В 1968-м отец полетел в Оклахому на похороны дяди Роберта. Через неделю после возвращения он признался, что его брат покончил с собой. Дрожащим от слез голосом отец сказал, что дядя Роберт задушил себя газом в закупоренной комнате. Отец разрыдался на маминой груди, его крупные слезы скатывались по маминой спине, оставляя бледные пятна на ее блузке. Мой брат вышел из комнаты, давая мне знак следовать за ним. Но я не двинулась с места, глядя на слезы отца и на то, как мать укачивала его на своих руках.
Позже, когда отец пришел в себя, он рассказал, что у нас есть четверо двоюродных братьев и сестер, почти все они — взрослые. Это сыновья и дочери дяди Роберта, родившиеся после его возвращения с войны. У старшего же моего кузена есть уже двое своих мальчуганов. Сам он — лейтенант военной авиации.
Мой отец не интересовался политикой, пока не пришел Эйзенхауэр. По мнению отца, генерал никогда не ошибался, и его президентство было самим совершенством. Айк был его человеком, Ричард Никсон стал вторым фаворитом. «Демократы начинают войны, — говаривал отец, — оставляя республиканцам их заканчивать, — потом он смеялся и делал вывод: — Поэтому мы и не проиграли ни одной войны».
Мой брат, высокий и стройный, в старших классах занялся борьбой. Вначале отец настаивал, чтобы брат играл в баскетбол, но потом смирился с борьбой, решив, что баскетбольную команду Вест Пойнта можно в расчет не брать. После окончания школы брат и без того мог поступить в Вест Пойнт или в Академию воздушных сил, если бы захотел. Но он даже не пытался обращаться в Вест Пойнт, а лгал отцу о каких-то анкетах, которых он и в глаза не видел. Под впечатлением от фотографий из старых журналов и ежевечерних телерепортажей из Вьетнама он решил, что хочет стать телеоператором и будет учиться тележурналистике в Нортвестерне. Брат был в школе тринадцатым, что говорило об очень высоком уровне подготовки, — и отцу это нравилось. «На сей раз число тринадцать — счастливое», — делился он со своими друзьями.

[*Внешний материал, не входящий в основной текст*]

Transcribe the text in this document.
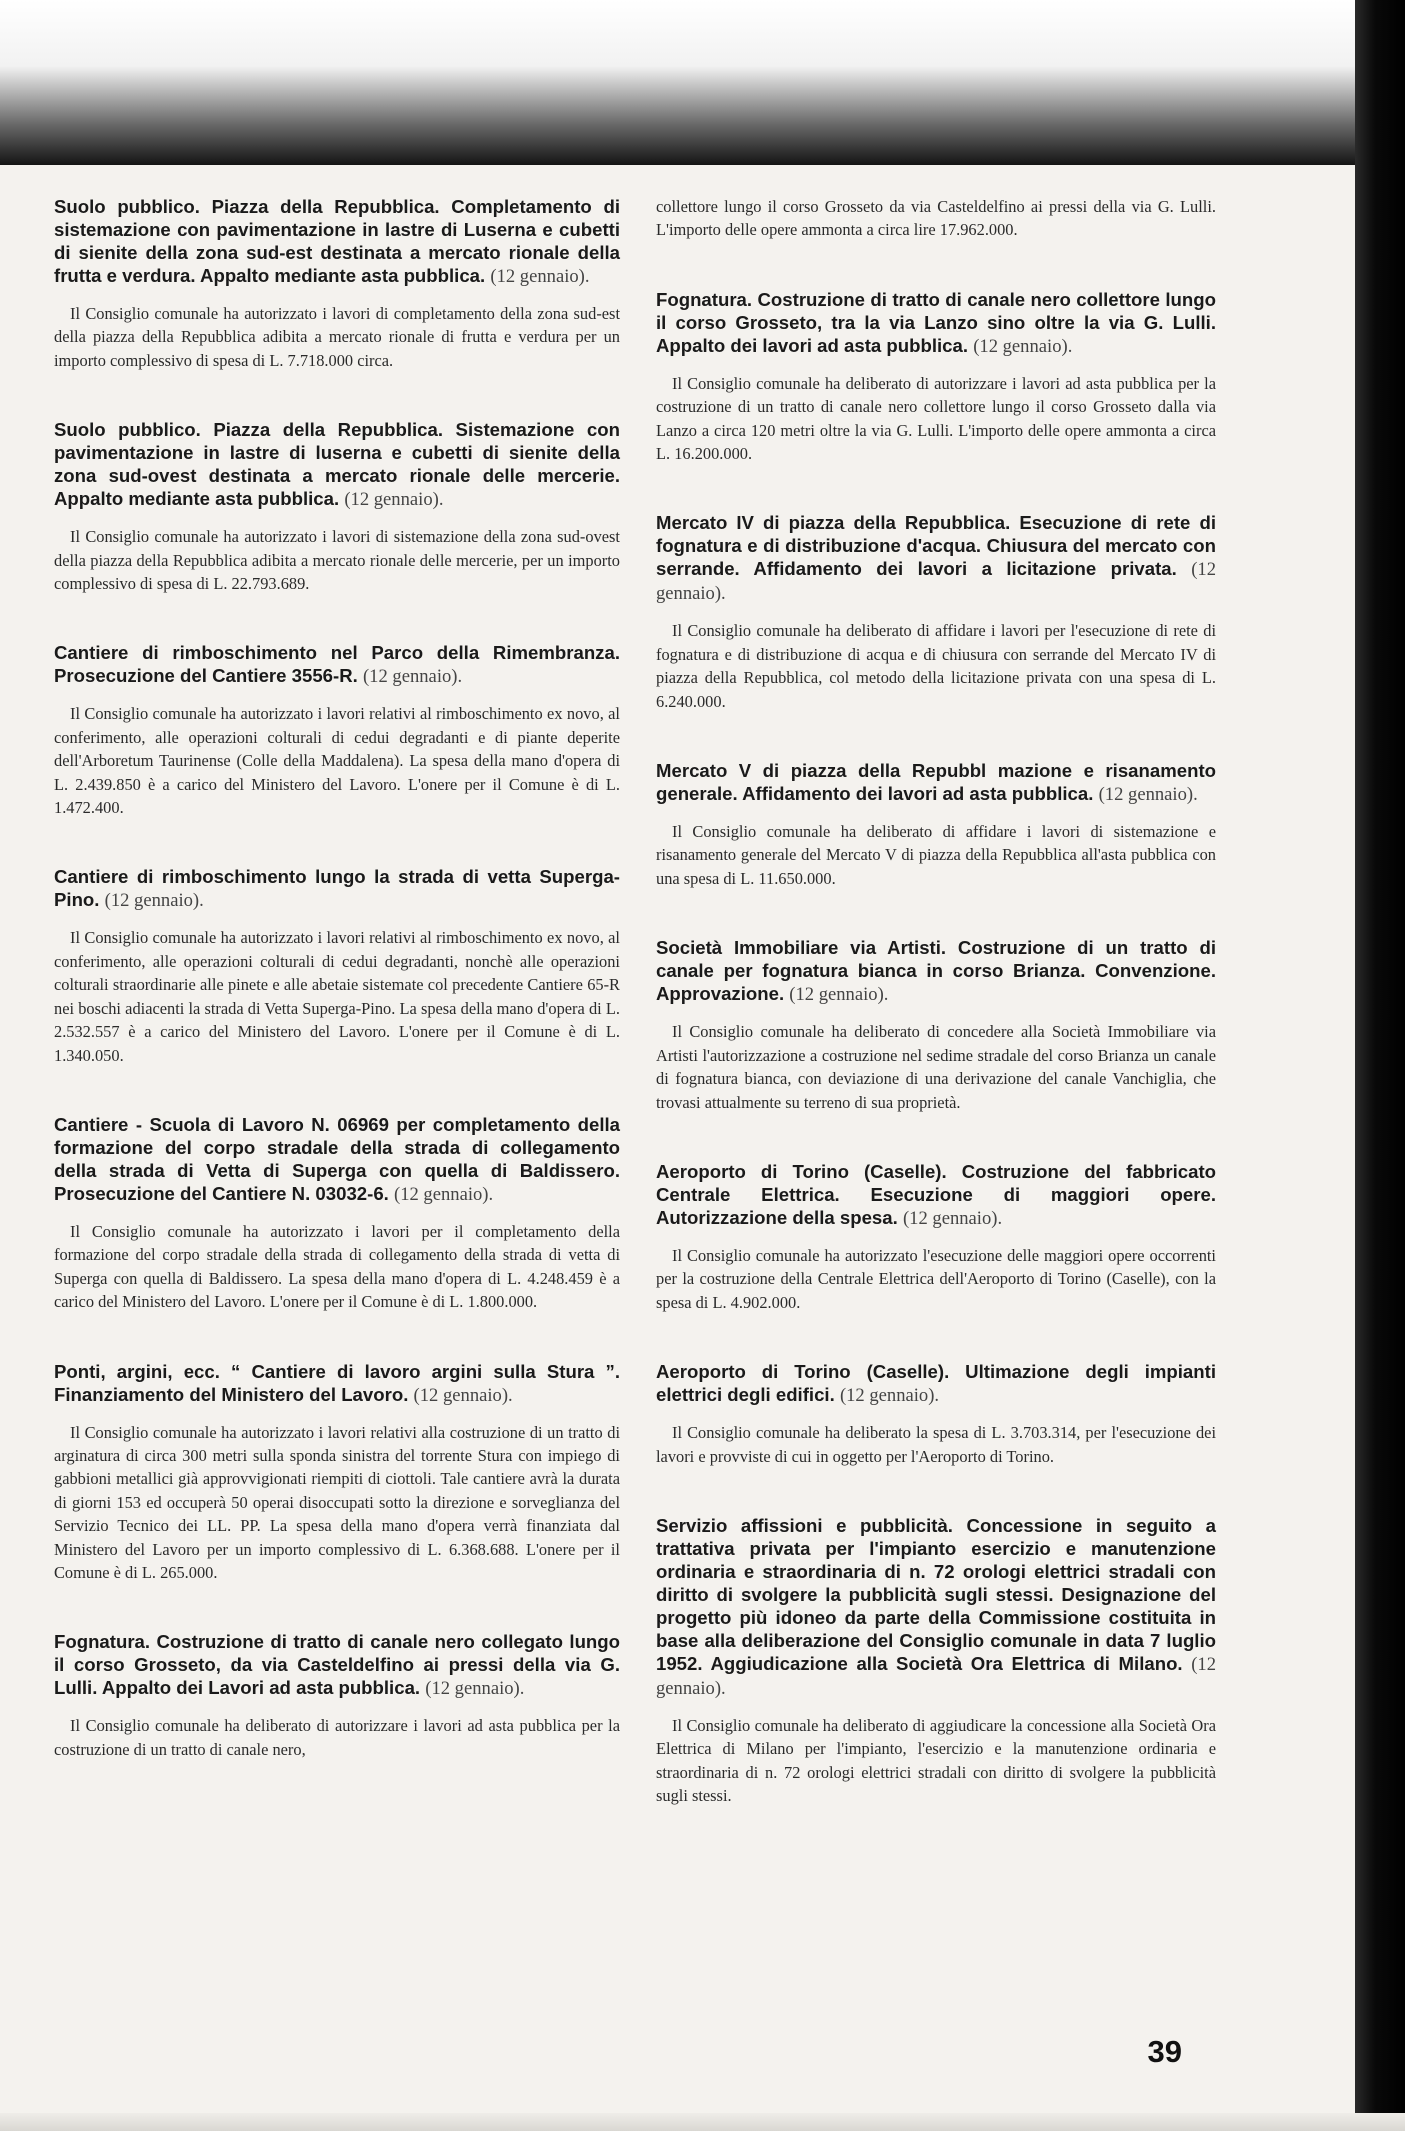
Suolo pubblico. Piazza della Repubblica. Completamento di sistemazione con pavimentazione in lastre di Luserna e cubetti di sienite della zona sud-est destinata a mercato rionale della frutta e verdura. Appalto mediante asta pubblica. (12 gennaio).

Il Consiglio comunale ha autorizzato i lavori di completamento della zona sud-est della piazza della Repubblica adibita a mercato rionale di frutta e verdura per un importo complessivo di spesa di L. 7.718.000 circa.

Suolo pubblico. Piazza della Repubblica. Sistemazione con pavimentazione in lastre di luserna e cubetti di sienite della zona sud-ovest destinata a mercato rionale delle mercerie. Appalto mediante asta pubblica. (12 gennaio).

Il Consiglio comunale ha autorizzato i lavori di sistemazione della zona sud-ovest della piazza della Repubblica adibita a mercato rionale delle mercerie, per un importo complessivo di spesa di L. 22.793.689.

Cantiere di rimboschimento nel Parco della Rimembranza. Prosecuzione del Cantiere 3556-R. (12 gennaio).

Il Consiglio comunale ha autorizzato i lavori relativi al rimboschimento ex novo, al conferimento, alle operazioni colturali di cedui degradanti e di piante deperite dell'Arboretum Taurinense (Colle della Maddalena). La spesa della mano d'opera di L. 2.439.850 è a carico del Ministero del Lavoro. L'onere per il Comune è di L. 1.472.400.

Cantiere di rimboschimento lungo la strada di vetta Superga-Pino. (12 gennaio).

Il Consiglio comunale ha autorizzato i lavori relativi al rimboschimento ex novo, al conferimento, alle operazioni colturali di cedui degradanti, nonchè alle operazioni colturali straordinarie alle pinete e alle abetaie sistemate col precedente Cantiere 65-R nei boschi adiacenti la strada di Vetta Superga-Pino. La spesa della mano d'opera di L. 2.532.557 è a carico del Ministero del Lavoro. L'onere per il Comune è di L. 1.340.050.

Cantiere - Scuola di Lavoro N. 06969 per completamento della formazione del corpo stradale della strada di collegamento della strada di Vetta di Superga con quella di Baldissero. Prosecuzione del Cantiere N. 03032-6. (12 gennaio).

Il Consiglio comunale ha autorizzato i lavori per il completamento della formazione del corpo stradale della strada di collegamento della strada di vetta di Superga con quella di Baldissero. La spesa della mano d'opera di L. 4.248.459 è a carico del Ministero del Lavoro. L'onere per il Comune è di L. 1.800.000.

Ponti, argini, ecc. “ Cantiere di lavoro argini sulla Stura ”. Finanziamento del Ministero del Lavoro. (12 gennaio).

Il Consiglio comunale ha autorizzato i lavori relativi alla costruzione di un tratto di arginatura di circa 300 metri sulla sponda sinistra del torrente Stura con impiego di gabbioni metallici già approvvigionati riempiti di ciottoli. Tale cantiere avrà la durata di giorni 153 ed occuperà 50 operai disoccupati sotto la direzione e sorveglianza del Servizio Tecnico dei LL. PP. La spesa della mano d'opera verrà finanziata dal Ministero del Lavoro per un importo complessivo di L. 6.368.688. L'onere per il Comune è di L. 265.000.

Fognatura. Costruzione di tratto di canale nero collegato lungo il corso Grosseto, da via Casteldelfino ai pressi della via G. Lulli. Appalto dei Lavori ad asta pubblica. (12 gennaio).

Il Consiglio comunale ha deliberato di autorizzare i lavori ad asta pubblica per la costruzione di un tratto di canale nero,

collettore lungo il corso Grosseto da via Casteldelfino ai pressi della via G. Lulli. L'importo delle opere ammonta a circa lire 17.962.000.

Fognatura. Costruzione di tratto di canale nero collettore lungo il corso Grosseto, tra la via Lanzo sino oltre la via G. Lulli. Appalto dei lavori ad asta pubblica. (12 gennaio).

Il Consiglio comunale ha deliberato di autorizzare i lavori ad asta pubblica per la costruzione di un tratto di canale nero collettore lungo il corso Grosseto dalla via Lanzo a circa 120 metri oltre la via G. Lulli. L'importo delle opere ammonta a circa L. 16.200.000.

Mercato IV di piazza della Repubblica. Esecuzione di rete di fognatura e di distribuzione d'acqua. Chiusura del mercato con serrande. Affidamento dei lavori a licitazione privata. (12 gennaio).

Il Consiglio comunale ha deliberato di affidare i lavori per l'esecuzione di rete di fognatura e di distribuzione di acqua e di chiusura con serrande del Mercato IV di piazza della Repubblica, col metodo della licitazione privata con una spesa di L. 6.240.000.

Mercato V di piazza della Repubbl mazione e risanamento generale. Affidamento dei lavori ad asta pubblica. (12 gennaio).

Il Consiglio comunale ha deliberato di affidare i lavori di sistemazione e risanamento generale del Mercato V di piazza della Repubblica all'asta pubblica con una spesa di L. 11.650.000.

Società Immobiliare via Artisti. Costruzione di un tratto di canale per fognatura bianca in corso Brianza. Convenzione. Approvazione. (12 gennaio).

Il Consiglio comunale ha deliberato di concedere alla Società Immobiliare via Artisti l'autorizzazione a costruzione nel sedime stradale del corso Brianza un canale di fognatura bianca, con deviazione di una derivazione del canale Vanchiglia, che trovasi attualmente su terreno di sua proprietà.

Aeroporto di Torino (Caselle). Costruzione del fabbricato Centrale Elettrica. Esecuzione di maggiori opere. Autorizzazione della spesa. (12 gennaio).

Il Consiglio comunale ha autorizzato l'esecuzione delle maggiori opere occorrenti per la costruzione della Centrale Elettrica dell'Aeroporto di Torino (Caselle), con la spesa di L. 4.902.000.

Aeroporto di Torino (Caselle). Ultimazione degli impianti elettrici degli edifici. (12 gennaio).

Il Consiglio comunale ha deliberato la spesa di L. 3.703.314, per l'esecuzione dei lavori e provviste di cui in oggetto per l'Aeroporto di Torino.

Servizio affissioni e pubblicità. Concessione in seguito a trattativa privata per l'impianto esercizio e manutenzione ordinaria e straordinaria di n. 72 orologi elettrici stradali con diritto di svolgere la pubblicità sugli stessi. Designazione del progetto più idoneo da parte della Commissione costituita in base alla deliberazione del Consiglio comunale in data 7 luglio 1952. Aggiudicazione alla Società Ora Elettrica di Milano. (12 gennaio).

Il Consiglio comunale ha deliberato di aggiudicare la concessione alla Società Ora Elettrica di Milano per l'impianto, l'esercizio e la manutenzione ordinaria e straordinaria di n. 72 orologi elettrici stradali con diritto di svolgere la pubblicità sugli stessi.

39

В брате было шесть футов четыре дюйма, боролся он в классе свыше 180 сантиметров. Большинство борцов этого класса — темнокожие, брат брал своей выносливостью и быстротой. Организм его приспосабливался к любым изменениям, подвижный, как ртуть. Мужчин с ростом, как у него, брали в армию США при весе не меньше 140 и не больше 248 фунтов. В день своей первой комиссии брат весил 136 фунтов.
Узнав об этом, отец ударил кулаком по столу и закричал:
— Проклятье твое, Иисус Христос!
Брат рассмеялся:
— Ты знаешь, только когда мне стукнуло девять лет, до меня дошло, что это вовсе не я — Проклятьетвоеиисусхристос.
— Дьявольское отродье, разрушитель — вот ты кто!